Simply ... please replace the corresponding file as listed here:

  • trunk.html -- https://github.com/trevorwslee/wasm_calculator/blob/master/trunk.html
  • main.rs -- https://github.com/trevorwslee/wasm_calculator/blob/master/src/main.rs

Or ... simply ... clone the GitHub repo https://github.com/trevorwslee/wasm_calculator

Manually Deploy to GitHub Pages

Now that we have the final result WASM calculator, we may want to deployed it to GitHub Pages.

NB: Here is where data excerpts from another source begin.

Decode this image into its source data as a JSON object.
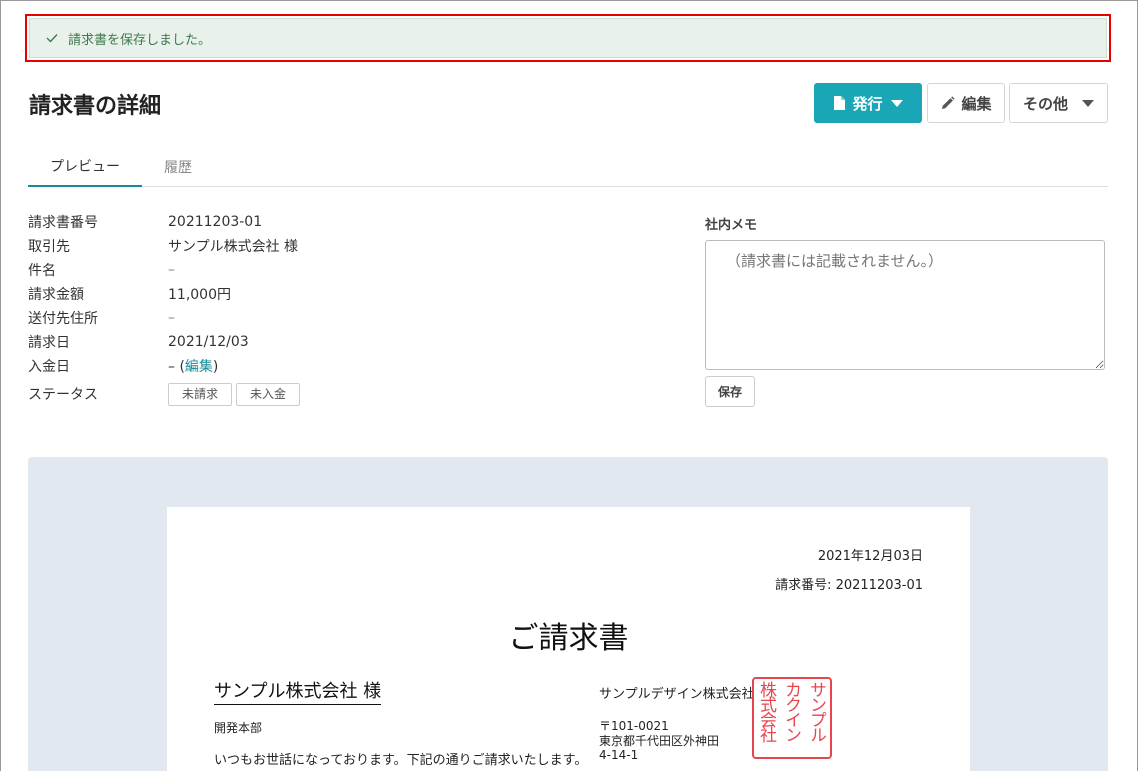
{
  "flash": {
    "message": "請求書を保存しました。"
  },
  "header": {
    "title": "請求書の詳細"
  },
  "actions": {
    "issue_label": "発行",
    "edit_label": "編集",
    "other_label": "その他"
  },
  "tabs": [
    {
      "label": "プレビュー",
      "active": true
    },
    {
      "label": "履歴",
      "active": false
    }
  ],
  "details": {
    "invoice_number": {
      "label": "請求書番号",
      "value": "20211203-01"
    },
    "client": {
      "label": "取引先",
      "value": "サンプル株式会社 様"
    },
    "subject": {
      "label": "件名",
      "value": "–"
    },
    "amount": {
      "label": "請求金額",
      "value": "11,000円"
    },
    "address": {
      "label": "送付先住所",
      "value": "–"
    },
    "invoice_date": {
      "label": "請求日",
      "value": "2021/12/03"
    },
    "payment_date": {
      "label": "入金日",
      "value_prefix": "– (",
      "edit_link": "編集",
      "value_suffix": ")"
    },
    "status": {
      "label": "ステータス",
      "tags": [
        "未請求",
        "未入金"
      ]
    }
  },
  "memo": {
    "label": "社内メモ",
    "placeholder": "（請求書には記載されません。）",
    "save_label": "保存"
  },
  "document": {
    "date": "2021年12月03日",
    "number": "請求番号: 20211203-01",
    "title": "ご請求書",
    "client": "サンプル株式会社 様",
    "department": "開発本部",
    "greeting": "いつもお世話になっております。下記の通りご請求いたします。",
    "issuer": "サンプルデザイン株式会社",
    "postal": "〒101-0021",
    "address_line1": "東京都千代田区外神田",
    "address_line2": "4-14-1",
    "seal_text": [
      "サンプル",
      "カクイン",
      "株式会社"
    ]
  },
  "colors": {
    "accent": "#1aa6b7",
    "link": "#1a8a9a",
    "flash_bg": "#e8f1ea",
    "highlight_border": "#e60000",
    "seal": "#e8454f"
  }
}
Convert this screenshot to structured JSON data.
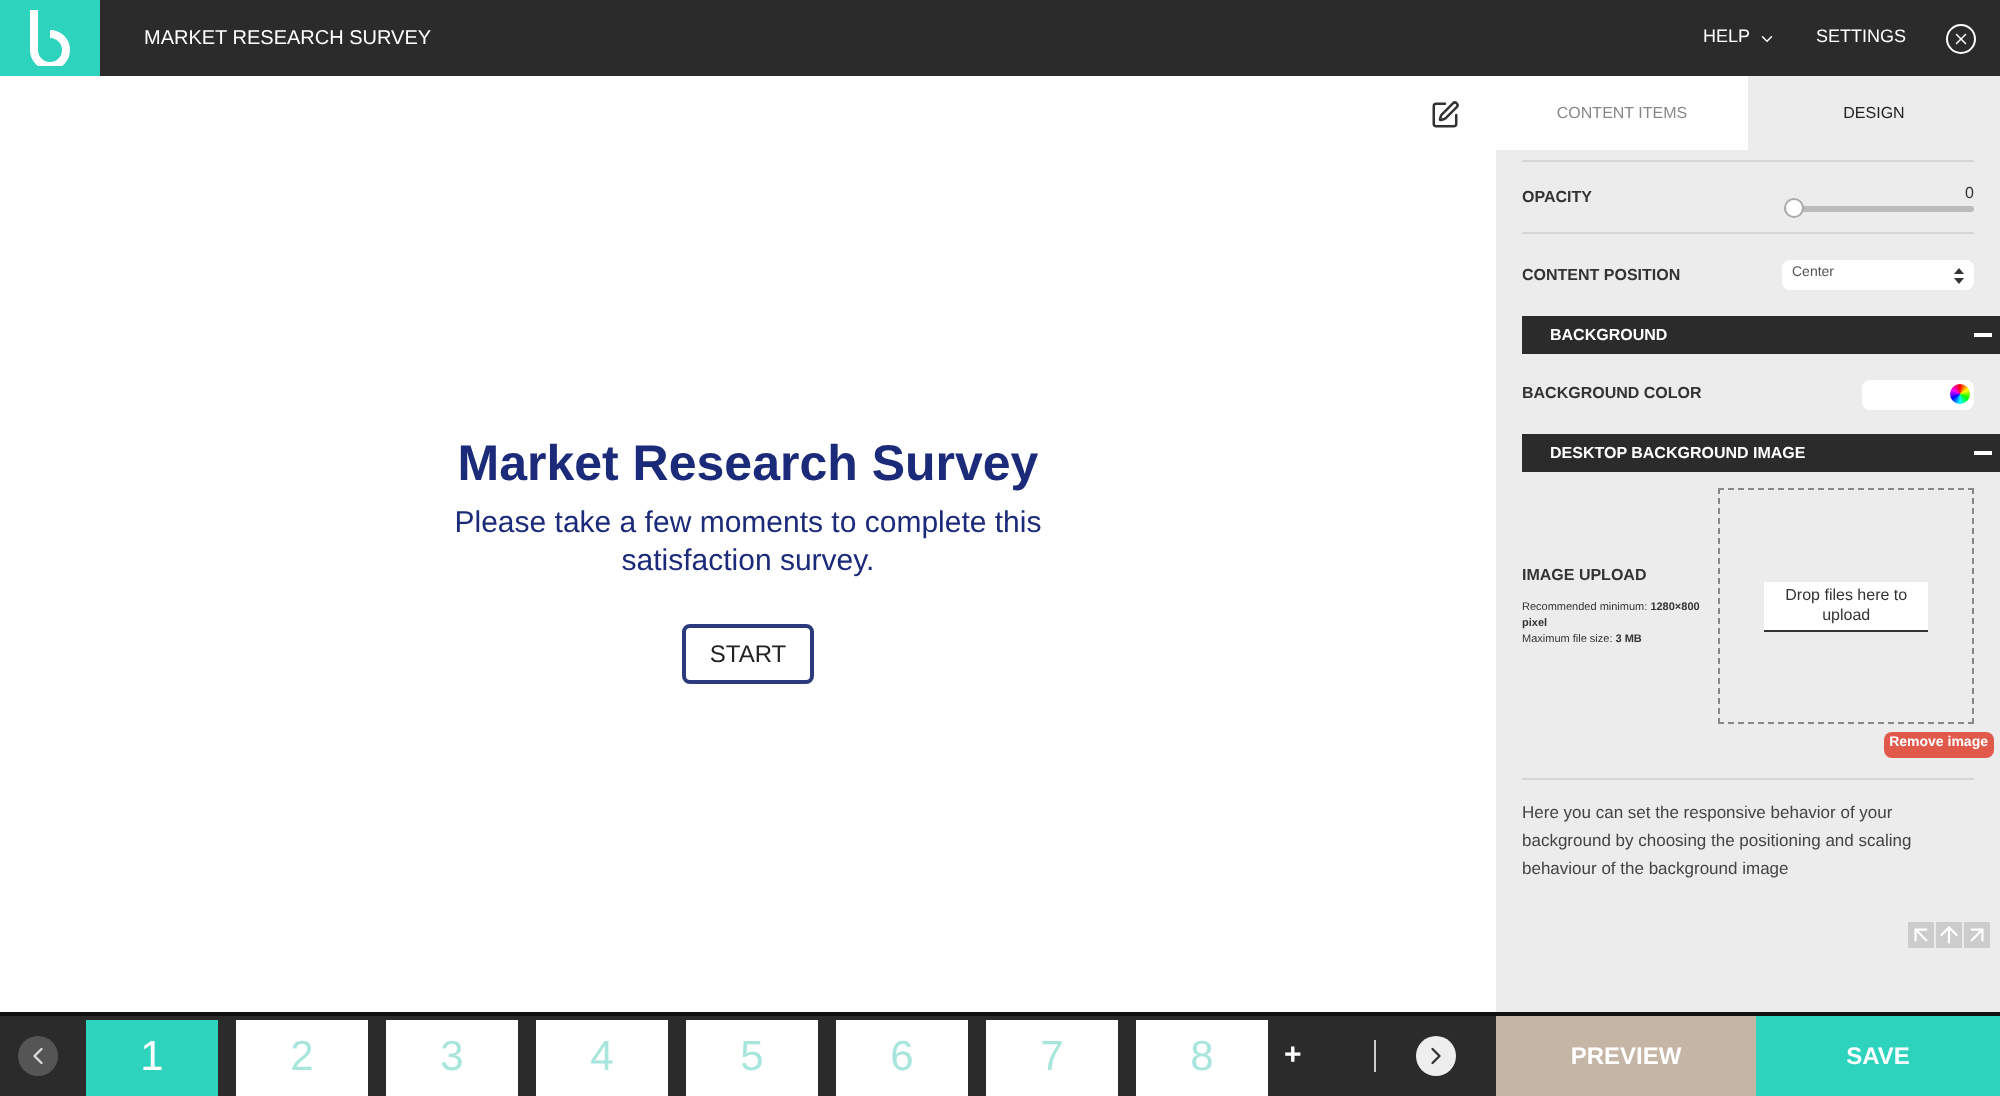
{
  "header": {
    "title": "MARKET RESEARCH SURVEY",
    "menu": [
      {
        "label": "HELP",
        "kind": "dropdown"
      },
      {
        "label": "SETTINGS",
        "kind": "link"
      }
    ]
  },
  "canvas": {
    "title": "Market Research Survey",
    "subtitle": "Please take a few moments to complete this satisfaction survey.",
    "button": "START"
  },
  "panel": {
    "tabs": [
      {
        "label": "CONTENT ITEMS",
        "selected": false
      },
      {
        "label": "DESIGN",
        "selected": true
      }
    ],
    "opacity": {
      "label": "OPACITY",
      "reading": "0",
      "level": 0
    },
    "content_position": {
      "label": "CONTENT POSITION",
      "value": "Center"
    },
    "sections": [
      {
        "title": "BACKGROUND",
        "expanded": true
      },
      {
        "title": "DESKTOP BACKGROUND IMAGE",
        "expanded": true
      }
    ],
    "background_color": {
      "label": "BACKGROUND COLOR"
    },
    "image_upload": {
      "label": "IMAGE UPLOAD",
      "hint": "Recommended minimum: **1280×800 pixel**",
      "max": "Maximum file size: **3 MB**",
      "drop": "Drop files here to upload",
      "remove": "Remove image"
    },
    "help_text": "Here you can set the responsive behavior of your background by choosing the positioning and scaling behaviour of the background image"
  },
  "pages": [
    {
      "label": "1",
      "selected": true
    },
    {
      "label": "2",
      "selected": false
    },
    {
      "label": "3",
      "selected": false
    },
    {
      "label": "4",
      "selected": false
    },
    {
      "label": "5",
      "selected": false
    },
    {
      "label": "6",
      "selected": false
    },
    {
      "label": "7",
      "selected": false
    },
    {
      "label": "8",
      "selected": false
    }
  ],
  "add_page": "+",
  "actions": [
    "PREVIEW",
    "SAVE"
  ]
}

Assuming a GitHub account, say like mine -- trevorwslee, I can easily post some static pages to my GitHub Pages -- https://trevorwslee.github.io/

What I needed is a GitHub repository with the "same" name trevorwslee.github.io -- https://github.com/trevorwslee/trevorwslee.github.io

In order for GitHub Pages to host our WASM Calculator app

  • With Trunk, build release version specifying the context to use in GitHub Pages, like mine
  • The context is WASMCalculator
  • Then the URL to the WASM app is https://trevorwslee.github.io/WASMCalculator/
  • To build such release, run Trunk like
trunk build --release --public-url "WASMCalculator"
  • After building the release with Trunk, the dist folder will contain the files
  • index.html
  • wasm_calculator-XXX.wasm
  • wasm_calculator-XXX.js to be checked in to WASMCalculator folder of the GitHub Pages repository, like mine -- https://github.com/trevorwslee/trevorwslee.github.io/tree/main/WASMCalculator
  • After a few moments, the WASM Calculator should be ready to try out -- https://trevorwslee.github.io/WASMCalculator/

Enjoy!

Enjoy!

Peace be with you! May God bless you! Jesus loves you! Amazing Grace!